Signature

= Émile Legouis =

French scholar of English literature and translator

Émile Hyacinthe Legouis (31 October 1861 – 10 October 1937) was a French scholar of English literature and translator.

== Life ==
Son of a haberdasher, member of a family of five children, he began his career teaching one year at the college in Avranches. He became a student at the École pratique des hautes études in 1883, he subsequently received first at the agrégation of English in 1885. He was then appointed lecturer in English language and literature at the University of Lyon. Between 1904 and 1932, he taught English language and literature at the Sorbonne, first as a lecturer in 1904, then as a professor in 1906 and he obtained the chair in 1919. In 1920, he became deputy dean (assesseur du doyen).

Émile Legouis was appointed a Knight of the Legion of Honor in 1912. Among his students were Caroline Spurgeon (1869–1942) and René Huchon (1872–1940).

== Works ==
Legouis is considered one of the most significant French scholars of English, the founder of a French school of English studies and co-author, with Louis Cazamian (1877–1965), of a Histoire de la Littérature anglaise of which he wrote the first volume devoted to the period extending up to 1660. Over time, this work established itself as a reference work. He was less interested in literary theory, and instead focused, according to René Wellek (Histoire de la Critique littéraire, volume 3), on the interpretation and the Esprit du Poète . He was particularly interested in the poets William Wordsworth (from 1896, with a study by The Prelude, in La Jeunesse de Wordsworth), Geoffrey Chaucer and Edmund Spenser. In his Défense de la poésie française à l'usage des lecteurs anglais (1912), he championed French literature which, in his opinion, was under-valued by the English. In his analyzes of English literature, he also puts forward French references, for example when he thinks he recognizes a certain French good humor in Chaucer, or in his criticism of the excessive use of lyricism in the work of Shakespeare (of which he published a selection in Paris, in 1899).
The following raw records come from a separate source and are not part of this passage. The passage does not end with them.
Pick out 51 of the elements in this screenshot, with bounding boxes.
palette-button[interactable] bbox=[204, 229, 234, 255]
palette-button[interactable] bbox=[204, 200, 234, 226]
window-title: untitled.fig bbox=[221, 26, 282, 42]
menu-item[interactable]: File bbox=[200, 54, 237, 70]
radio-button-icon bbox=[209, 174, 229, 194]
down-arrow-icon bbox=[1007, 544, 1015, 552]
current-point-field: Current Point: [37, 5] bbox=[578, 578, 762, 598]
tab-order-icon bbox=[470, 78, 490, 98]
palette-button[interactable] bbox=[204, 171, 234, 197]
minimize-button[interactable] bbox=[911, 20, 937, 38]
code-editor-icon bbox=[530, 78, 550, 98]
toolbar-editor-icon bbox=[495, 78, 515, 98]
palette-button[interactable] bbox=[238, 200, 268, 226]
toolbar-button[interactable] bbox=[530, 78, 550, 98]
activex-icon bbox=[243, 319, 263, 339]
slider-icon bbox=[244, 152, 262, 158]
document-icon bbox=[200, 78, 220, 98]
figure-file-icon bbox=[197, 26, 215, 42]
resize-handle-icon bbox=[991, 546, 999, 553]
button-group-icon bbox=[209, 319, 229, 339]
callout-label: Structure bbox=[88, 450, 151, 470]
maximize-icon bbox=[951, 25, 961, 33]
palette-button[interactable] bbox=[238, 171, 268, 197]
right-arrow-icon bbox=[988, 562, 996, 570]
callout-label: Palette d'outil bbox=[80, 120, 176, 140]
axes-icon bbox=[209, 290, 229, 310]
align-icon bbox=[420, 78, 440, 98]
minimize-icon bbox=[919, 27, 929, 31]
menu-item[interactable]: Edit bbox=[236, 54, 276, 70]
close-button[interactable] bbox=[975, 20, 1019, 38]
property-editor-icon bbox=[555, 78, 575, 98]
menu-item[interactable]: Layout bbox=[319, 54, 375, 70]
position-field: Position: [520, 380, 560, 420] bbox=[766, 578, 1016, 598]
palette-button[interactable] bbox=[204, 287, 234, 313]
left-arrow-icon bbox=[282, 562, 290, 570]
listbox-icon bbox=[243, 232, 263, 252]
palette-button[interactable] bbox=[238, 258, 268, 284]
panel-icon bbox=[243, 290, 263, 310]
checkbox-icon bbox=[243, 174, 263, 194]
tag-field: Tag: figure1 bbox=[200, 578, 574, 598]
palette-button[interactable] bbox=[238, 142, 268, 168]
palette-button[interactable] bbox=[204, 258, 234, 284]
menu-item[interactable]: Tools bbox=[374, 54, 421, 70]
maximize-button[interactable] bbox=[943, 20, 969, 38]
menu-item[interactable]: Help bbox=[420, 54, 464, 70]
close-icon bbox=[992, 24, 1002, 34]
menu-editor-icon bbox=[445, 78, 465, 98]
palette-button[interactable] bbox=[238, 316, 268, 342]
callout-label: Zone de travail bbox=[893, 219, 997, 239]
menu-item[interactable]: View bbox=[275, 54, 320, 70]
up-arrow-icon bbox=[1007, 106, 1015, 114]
He is one of the authors and supervisor of a collective French translation of Chaucer's Canterbury Tales (1908) (which won the Prix Langlois from the French Academy in 1907 and 1909) and in 1928, of an anthology of Wordsworth's poems which he translates into French.

He also collaborated with several magazines such as Études anglaises, the Revue anglo-américaine, the Revue germanique, the Revue critique, the Revue universitaire.

== Family ==
On November 21, 1891, he married Claire Chambard, a granddaughter of the doctor, botanist and politician Jacques Hénon (1802–1872). The couple had four children among whom the eldest, Pierre (born in 1892) became a professor at the faculty of letters of Lyon, and the fourth, a girl named Henriette (born in 1897) was, like her father, associate of English and professor in high schools for young girls. She married, in 1927, Georges Connes (1890–1974), also professor of English literature who became a famous Resistance fighter, politician, and brief predecessor of Canon Félix Kir as Mayor of Dijon in 1944 and 1945.

== Works ==

- La Jeunesse de Wordsworth, 1896 (English translation: Early Life of William Wordsworth), London, Dent, 1897; reprinted 1971 (online version). Prix Sobrier-Arnould of the Académie française in 1897.
- Geoffrey Chaucer, Paris, 1910, English translation: London, Dent, New York, Dutton, 1913, New York, Russell and Russell, 1961 (online version). Prix Montyon of the Académie française in 1911.
- William Wordsworth and Annette Vallon, 1922, Hamden (Connecticut), Archon Books, 1967 (online version).
- Spenser, London, 1923, English translation: New York, 1926; Norwood Editions, 1976. Prix Marcelin Guérin of the Académie française in 1924.
- Wordsworth in a new light, Harvard University Press, Oxford University Press, 1923; Norwood Editions, 1977.
- (With Louis Cazamian) Histoire de la littérature anglaise, Volume 1, 1924, English translation : History of English literature, Volume 1 (The Middle Ages and the Renascence (650–1660)), New York, Macmillan, 1964, London, Dent, 1971.
- Short history of English literature, Oxford University Press, 1934.